The X protocol runs on many different operating and architectures, there are many X servers written by different vendors and yet they all remain compatable. You can have a Sun machine run programs displaying on an Irix machine and an Irix machine displaying programs on a Linux machine; the X server software is different on each of those machines but yet compatable.. Maintaining such compatability is hard, especially once you want to start implementing things like 'cool mouse cursors' and AntiAliased fonts.
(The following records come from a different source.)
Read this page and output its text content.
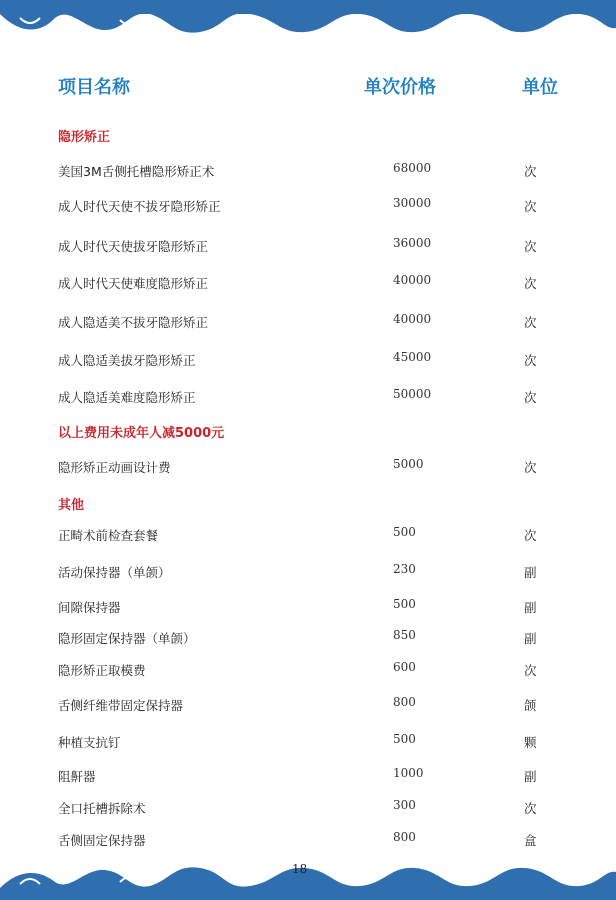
项目名称	单次价格	单位
隐形矫正
美国3M舌侧托槽隐形矫正术	68000	次
成人时代天使不拔牙隐形矫正	30000	次
成人时代天使拔牙隐形矫正	36000	次
成人时代天使难度隐形矫正	40000	次
成人隐适美不拔牙隐形矫正	40000	次
成人隐适美拔牙隐形矫正	45000	次
成人隐适美难度隐形矫正	50000	次
以上费用未成年人减5000元
隐形矫正动画设计费	5000	次
其他
正畸术前检查套餐	500	次
活动保持器（单颌）	230	副
间隙保持器	500	副
隐形固定保持器（单颌）	850	副
隐形矫正取模费	600	次
舌侧纤维带固定保持器	800	颌
种植支抗钉	500	颗
阻鼾器	1000	副
全口托槽拆除术	300	次
舌侧固定保持器	800	盒
18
Windows doesn't have these problems because it runs on a single architecture (exclud. NT4), and it is incompatable with everyone else (sun, sgi, hp, etc), and it is only designed for kiosk; the only compatability Microsoft cares about is with the prior version of the software. Programs for Windows only display on the computer they are running on, programs for X can run on remote computers; hence, the need of compatability.
XFree86 is a free X server which is commonly used on Linux and *BSD machines. The latest version adds support for changing resolutions without restarting and cool mouse cursors; a couple years ago AntiAliased fonts were added, but only within a year became mainstream (KDE/Gnome support).